In Communist regimes such as the former USSR, striking was illegal and viewed as counter-revolutionary. Since the government in such systems was meant to represent the working class it was claimed that unions and strikes were not necessary.
Most other totalitarian systems also ban strikes.
Types of strikes
Strikes against the will of the leadership of the union, or without a union, are known as wildcat strikes. In many countries, wildcat strikes do not enjoy the same legal protections as standard union strikes, and may result in penalties for the union whose members participate. The same often applies in the case of strikes conducted without an official ballot of the union membership (as is required in some countries, e.g. UK).
A sit-down strike (or sit-in) is a strike in which workers show up to work, but refuse to work. Sometimes it includes preventing transports from entering or leaving a factory.
A general strike is a strike affecting all areas of a labor force across many industries, typically throughout an entire country or a large section thereof.
A sympathy strike (or secondary strike) is a strike initiated by workers in one industry and supported by workers in a separate but related industry.
A jurisdictional strike in United States labor law refers to a concerted refusal to work undertaken by a union to assert its members’ right to particular job assignments and to protest the assignment of disputed work to members of another union or to unorganized workers.

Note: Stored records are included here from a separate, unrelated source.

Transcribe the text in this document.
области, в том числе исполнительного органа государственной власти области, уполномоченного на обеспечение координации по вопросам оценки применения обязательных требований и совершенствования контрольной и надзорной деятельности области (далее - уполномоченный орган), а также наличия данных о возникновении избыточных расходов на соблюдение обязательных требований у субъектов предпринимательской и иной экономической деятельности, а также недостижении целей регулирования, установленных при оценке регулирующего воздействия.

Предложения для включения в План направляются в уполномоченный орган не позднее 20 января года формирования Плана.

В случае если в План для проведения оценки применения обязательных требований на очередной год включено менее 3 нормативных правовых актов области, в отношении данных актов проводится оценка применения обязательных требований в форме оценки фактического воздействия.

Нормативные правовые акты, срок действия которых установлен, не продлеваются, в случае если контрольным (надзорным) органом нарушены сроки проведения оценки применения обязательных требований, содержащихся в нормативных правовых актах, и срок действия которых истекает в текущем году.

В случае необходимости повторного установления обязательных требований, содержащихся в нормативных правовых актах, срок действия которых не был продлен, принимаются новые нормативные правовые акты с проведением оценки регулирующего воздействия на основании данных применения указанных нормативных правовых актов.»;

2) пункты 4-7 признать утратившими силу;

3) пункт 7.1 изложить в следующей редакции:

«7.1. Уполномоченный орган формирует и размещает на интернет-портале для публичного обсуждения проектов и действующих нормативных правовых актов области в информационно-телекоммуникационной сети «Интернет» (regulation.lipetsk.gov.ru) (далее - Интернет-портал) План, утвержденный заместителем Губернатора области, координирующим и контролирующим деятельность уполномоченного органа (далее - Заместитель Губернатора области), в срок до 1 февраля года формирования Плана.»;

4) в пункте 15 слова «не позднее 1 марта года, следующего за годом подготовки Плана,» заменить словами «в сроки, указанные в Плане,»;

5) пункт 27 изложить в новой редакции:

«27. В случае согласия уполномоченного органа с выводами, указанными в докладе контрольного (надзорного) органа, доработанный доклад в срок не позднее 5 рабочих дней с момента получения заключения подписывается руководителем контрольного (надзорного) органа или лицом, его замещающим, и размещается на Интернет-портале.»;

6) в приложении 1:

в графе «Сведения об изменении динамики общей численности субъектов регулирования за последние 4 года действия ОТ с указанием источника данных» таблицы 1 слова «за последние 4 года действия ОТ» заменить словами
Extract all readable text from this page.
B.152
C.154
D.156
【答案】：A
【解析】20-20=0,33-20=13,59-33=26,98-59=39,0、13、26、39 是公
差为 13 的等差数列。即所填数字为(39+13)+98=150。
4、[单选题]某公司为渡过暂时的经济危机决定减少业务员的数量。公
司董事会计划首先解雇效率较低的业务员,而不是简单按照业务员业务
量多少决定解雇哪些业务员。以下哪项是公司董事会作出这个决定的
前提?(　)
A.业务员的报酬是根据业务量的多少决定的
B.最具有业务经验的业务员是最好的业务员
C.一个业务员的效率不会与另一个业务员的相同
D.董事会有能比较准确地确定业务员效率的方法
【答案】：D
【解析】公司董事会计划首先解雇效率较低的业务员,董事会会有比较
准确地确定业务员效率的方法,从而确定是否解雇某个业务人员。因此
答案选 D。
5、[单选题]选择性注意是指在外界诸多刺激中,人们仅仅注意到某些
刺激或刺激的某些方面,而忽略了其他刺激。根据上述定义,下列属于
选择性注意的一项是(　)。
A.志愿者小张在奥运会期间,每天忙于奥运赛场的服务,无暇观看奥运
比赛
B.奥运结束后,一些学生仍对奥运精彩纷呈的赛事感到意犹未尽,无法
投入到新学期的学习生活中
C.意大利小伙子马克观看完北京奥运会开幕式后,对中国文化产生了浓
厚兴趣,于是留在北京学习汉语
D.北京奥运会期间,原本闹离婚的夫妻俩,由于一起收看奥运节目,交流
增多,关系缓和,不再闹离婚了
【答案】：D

Another tactic short of a full strike is work-to-rule, in which workers perform their tasks exactly as they are required to but no better. For example, workers might follow all safety regulations in such a way that it impedes their productivity, or they might refuse to work any overtime.
People hired to replace striking workers are known as strike-breakers, blacklegs, or scabs, or scab labor. Unionists use the epithet "scab" to refer to workers who are willing to accept terms that union workers have rejected. The word comes from the idea that the workers are covering a wound.
- Statschka [Strike], Director: Sergei Eisenstein, Soviet Union 1924
- Brüder [brothers], Director: Werner Hochbaum, Germany 1929 - On the general strike in the port of Hamburg, Germany in 1896/97
- Salt of the Earth, Director: Herbert J. Biberman, USA 1953 - Fictionalized account of an actual zinc-miners' strike in Silver City, New Mexico, in which women took over the picket line to circumvent an injunction barring "striking miners" from company property
- La Reprise du travail aux usines Wonder, Director: Jacques Willemont France 1968 - A short film on the resumption of work after Mai 68
- Harlan County, U.S.A., Director: Barbara Kopple , USA 1976 - A film about a very long and bitter strike of coal miners in Kentucky
- American Dream, U.S.A., Director: Barbara Kopple , USA 1991 - A film about the strike at the Hormel plant in Austin, Minnesota.